Every conversation gets its own thread ID. The assistant only ever sees the current customer — no matter how many run in parallel.

Isolated Threads

Every customer automatically gets their own thread. Telegram user A never sees the conversation of email customer B.

Cross-Channel

A customer writes via Telegram: “I sent you an email.” The assistant finds the email thread and instantly has the context.

Thread Propagation

When an assistant delegates a task to a colleague, the thread ID travels along. The recipient works in the same customer context.

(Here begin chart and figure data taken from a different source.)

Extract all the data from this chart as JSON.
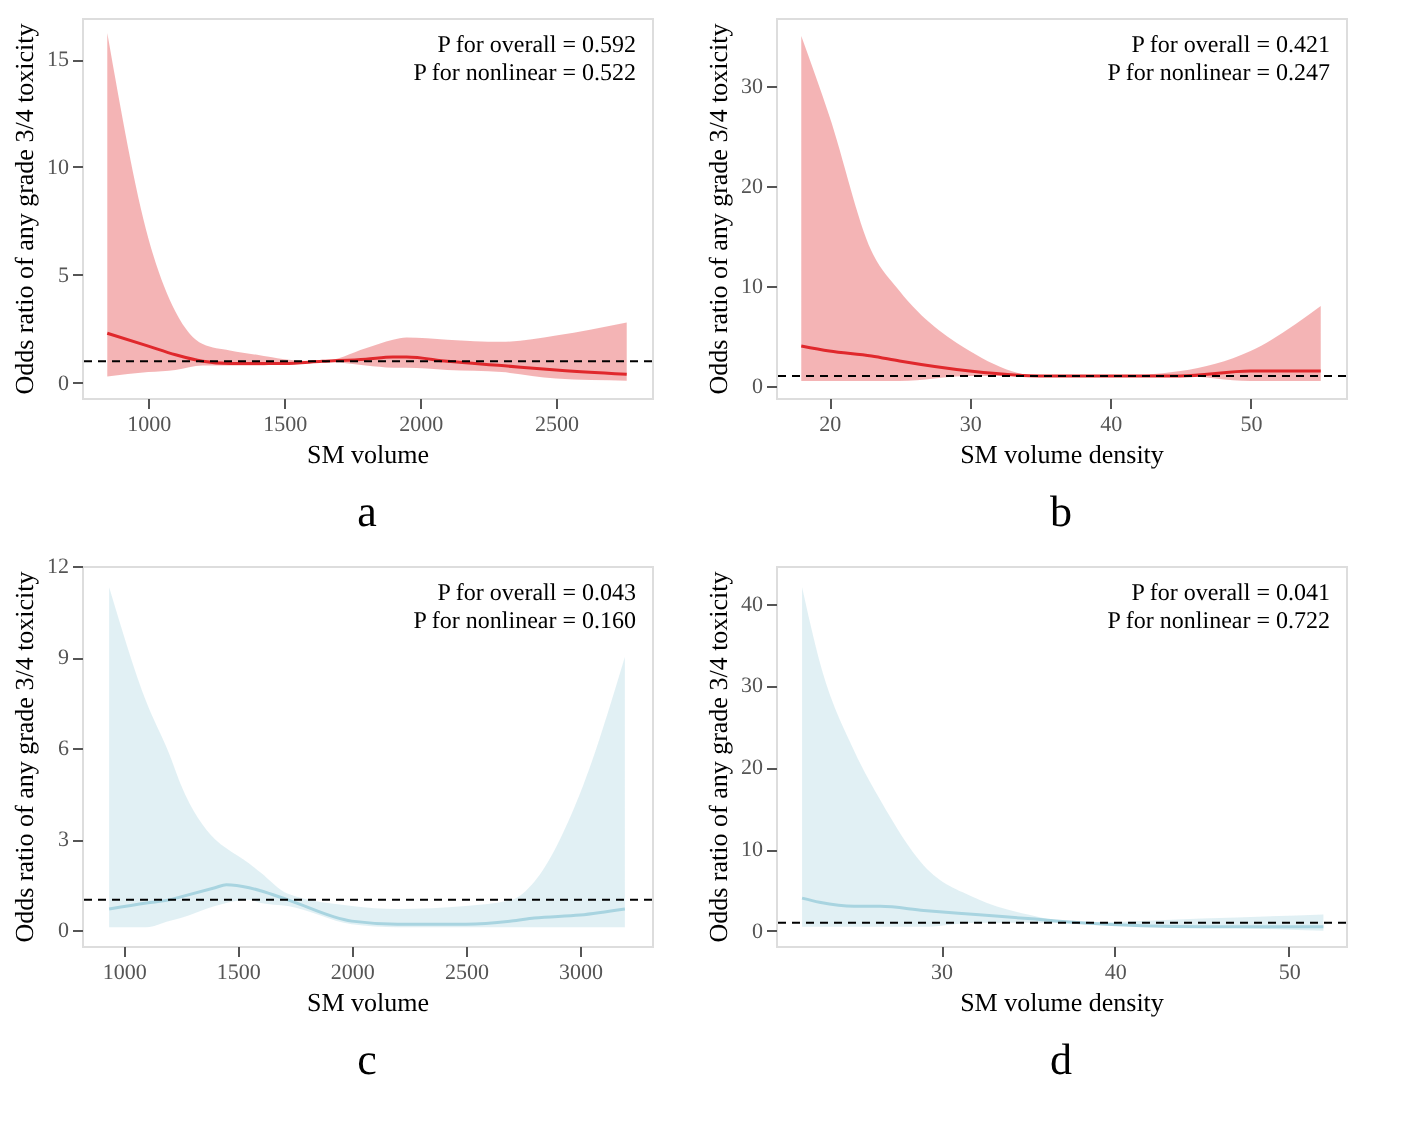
{
  "chart_data": [
    {
      "type": "line",
      "title": "a",
      "xlabel": "SM volume",
      "ylabel": "Odds ratio of any grade 3/4 toxicity",
      "annotations": [
        "P for overall = 0.592",
        "P for nonlinear = 0.522"
      ],
      "xlim": [
        756,
        2853
      ],
      "xticks": [
        1000,
        1500,
        2000,
        2500
      ],
      "ylim": [
        -0.7,
        16.9
      ],
      "yticks": [
        0,
        5,
        10,
        15
      ],
      "grid": false,
      "ref_lines": [
        {
          "axis": "y",
          "value": 1,
          "color": "#000000",
          "line_style": "dashed"
        }
      ],
      "series": [
        {
          "color": "#e0282c",
          "x": [
            849,
            1000,
            1100,
            1200,
            1300,
            1400,
            1500,
            1640,
            1800,
            1900,
            1950,
            2100,
            2300,
            2500,
            2760
          ],
          "values": [
            2.3,
            1.7,
            1.3,
            1.0,
            0.9,
            0.9,
            0.9,
            1.0,
            1.1,
            1.2,
            1.2,
            1.0,
            0.8,
            0.6,
            0.4
          ],
          "upper": [
            16.2,
            6.7,
            3.3,
            1.8,
            1.5,
            1.3,
            1.1,
            1.0,
            1.6,
            2.0,
            2.1,
            2.0,
            1.9,
            2.2,
            2.8
          ],
          "lower": [
            0.3,
            0.5,
            0.6,
            0.8,
            0.8,
            0.8,
            0.9,
            1.0,
            0.8,
            0.7,
            0.7,
            0.6,
            0.5,
            0.2,
            0.1
          ]
        }
      ]
    },
    {
      "type": "line",
      "title": "b",
      "xlabel": "SM volume density",
      "ylabel": "Odds ratio of any grade 3/4 toxicity",
      "annotations": [
        "P for overall = 0.421",
        "P for nonlinear = 0.247"
      ],
      "xlim": [
        16.2,
        56.8
      ],
      "xticks": [
        20,
        30,
        40,
        50
      ],
      "ylim": [
        -1.2,
        36.8
      ],
      "yticks": [
        0,
        10,
        20,
        30
      ],
      "grid": false,
      "ref_lines": [
        {
          "axis": "y",
          "value": 1,
          "color": "#000000",
          "line_style": "dashed"
        }
      ],
      "series": [
        {
          "color": "#e0282c",
          "x": [
            18,
            20,
            23,
            25,
            30,
            35,
            40,
            45,
            50,
            55
          ],
          "values": [
            4,
            3.5,
            3,
            2.5,
            1.5,
            1,
            1,
            1,
            1.5,
            1.5
          ],
          "upper": [
            35,
            27,
            13.5,
            9.5,
            3.5,
            1,
            1,
            1.5,
            3.5,
            8
          ],
          "lower": [
            0.5,
            0.5,
            0.5,
            0.5,
            1,
            1,
            1,
            1,
            0.5,
            0.5
          ]
        }
      ]
    },
    {
      "type": "line",
      "title": "c",
      "xlabel": "SM volume",
      "ylabel": "Odds ratio of any grade 3/4 toxicity",
      "annotations": [
        "P for overall = 0.043",
        "P for nonlinear = 0.160"
      ],
      "xlim": [
        817,
        3316
      ],
      "xticks": [
        1000,
        1500,
        2000,
        2500,
        3000
      ],
      "ylim": [
        -0.52,
        12
      ],
      "yticks": [
        0,
        3,
        6,
        9,
        12
      ],
      "grid": false,
      "ref_lines": [
        {
          "axis": "y",
          "value": 1,
          "color": "#000000",
          "line_style": "dashed"
        }
      ],
      "series": [
        {
          "color": "#a8d4e0",
          "x": [
            936,
            1100,
            1200,
            1250,
            1400,
            1450,
            1550,
            1600,
            1720,
            2000,
            2200,
            2500,
            2700,
            2800,
            3000,
            3197
          ],
          "values": [
            0.7,
            0.9,
            1.0,
            1.1,
            1.4,
            1.5,
            1.4,
            1.3,
            1.0,
            0.3,
            0.2,
            0.2,
            0.3,
            0.4,
            0.5,
            0.7
          ],
          "upper": [
            11.3,
            7.5,
            5.8,
            4.8,
            3.0,
            2.7,
            2.2,
            1.9,
            1.2,
            0.8,
            0.7,
            0.8,
            1.0,
            1.6,
            4.5,
            9.0
          ],
          "lower": [
            0.1,
            0.1,
            0.3,
            0.4,
            0.8,
            0.9,
            1.0,
            0.9,
            0.8,
            0.2,
            0.1,
            0.1,
            0.1,
            0.1,
            0.1,
            0.1
          ]
        }
      ]
    },
    {
      "type": "line",
      "title": "d",
      "xlabel": "SM volume density",
      "ylabel": "Odds ratio of any grade 3/4 toxicity",
      "annotations": [
        "P for overall = 0.041",
        "P for nonlinear = 0.722"
      ],
      "xlim": [
        20.5,
        53.3
      ],
      "xticks": [
        30,
        40,
        50
      ],
      "ylim": [
        -1.85,
        44.6
      ],
      "yticks": [
        0,
        10,
        20,
        30,
        40
      ],
      "grid": false,
      "ref_lines": [
        {
          "axis": "y",
          "value": 1,
          "color": "#000000",
          "line_style": "dashed"
        }
      ],
      "series": [
        {
          "color": "#a8d4e0",
          "x": [
            22,
            23,
            25,
            26.5,
            29,
            32,
            35,
            38,
            45,
            52
          ],
          "values": [
            4,
            3.5,
            3,
            3,
            2.5,
            2,
            1.5,
            1,
            0.5,
            0.5
          ],
          "upper": [
            42,
            33,
            22,
            16,
            8,
            4,
            2,
            1,
            1.5,
            2
          ],
          "lower": [
            0.5,
            0.5,
            0.5,
            0.5,
            0.5,
            1,
            1,
            1,
            0.5,
            0
          ]
        }
      ]
    }
  ]
}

Automatic Assignment — every channel generates the correct thread ID on arrival

Email Threading — In-Reply-To and References headers for correct matching

Files per Thread — attachments are assigned to the process, cross-channel

Code-Level Isolation — enforced at the database level, not dependent on the AI model

Toolbox

Over 30 Skills — Modularly Configurable

Each AI assistant receives exactly the skills it needs. Custom skills can be added at any time — for any industry, any system, any workflow.

Communication

Email

IMAP/SMTP, POP3 monitoring. Send, receive, attachments, automatic mailbox monitoring.

Telegram

Text, voice messages, documents. Proactive notifications for alerts and results.

Voice

Whisper STT + Piper TTS — fully local. Speech recognition and synthesis in all languages.

MS Teams

Read and send channel messages, create online meetings. Microsoft Graph API.

Project Management

JIRA

Search, create, update issues and change status. JQL queries, sprint overview.

Azure DevOps

Work items, pipelines, boards. Create tasks, track status, monitor CI/CD.

MS Project

Read projects and tasks, track milestones, update deadlines.

Codebeamer (ALM)

Requirements, test cases, traceability links, baseline comparison. For automotive development.

Documentation & Reporting

Confluence / SharePoint

Wiki pages and documents — read, create, update. DMS integration.

Word / Excel / PowerPoint

Create Office documents: reports as Word, data as Excel, presentations as PowerPoint.

Document Recognition (OCR)

Scan invoices, delivery notes, contracts. Auto-detect fields. Processed locally.

KPI Reports

Daily and weekly summaries, CSV export, automatic overviews.

Data & Systems

ERP (SAP / DATEV)

Query articles, customers, orders, inventory levels. Multi-backend: SAP, DATEV, custom.

SQL Databases

PostgreSQL, MSSQL, Firebird — read-only by design. No write access to production data.

GitLab / GitHub

Repositories, merge requests, CI/CD pipelines. Read commits, create issues, comment.

SFTP / Remote Files

File access to workstations via VPN. Encrypted and without open ports.

Compliance & Organization

Deadline Management

Certifications, maintenance intervals, contract terms. Proactive reminders before expiry.

Inventory Management

Monitor stock levels, reorder suggestions, minimum quantity alerts.

Calendar (local + Outlook)

Appointments, deadlines, follow-ups. Send Outlook invitations. Public holidays automatically considered.

Contact Management

People, companies, phone numbers, email addresses. Automatic updates.

Modular Toolbox: Each AI assistant receives only the skills it needs. Custom integrations (specialized ERP systems, industry-specific tools, internal databases) can be developed and added as new skills at any time — without changing the core.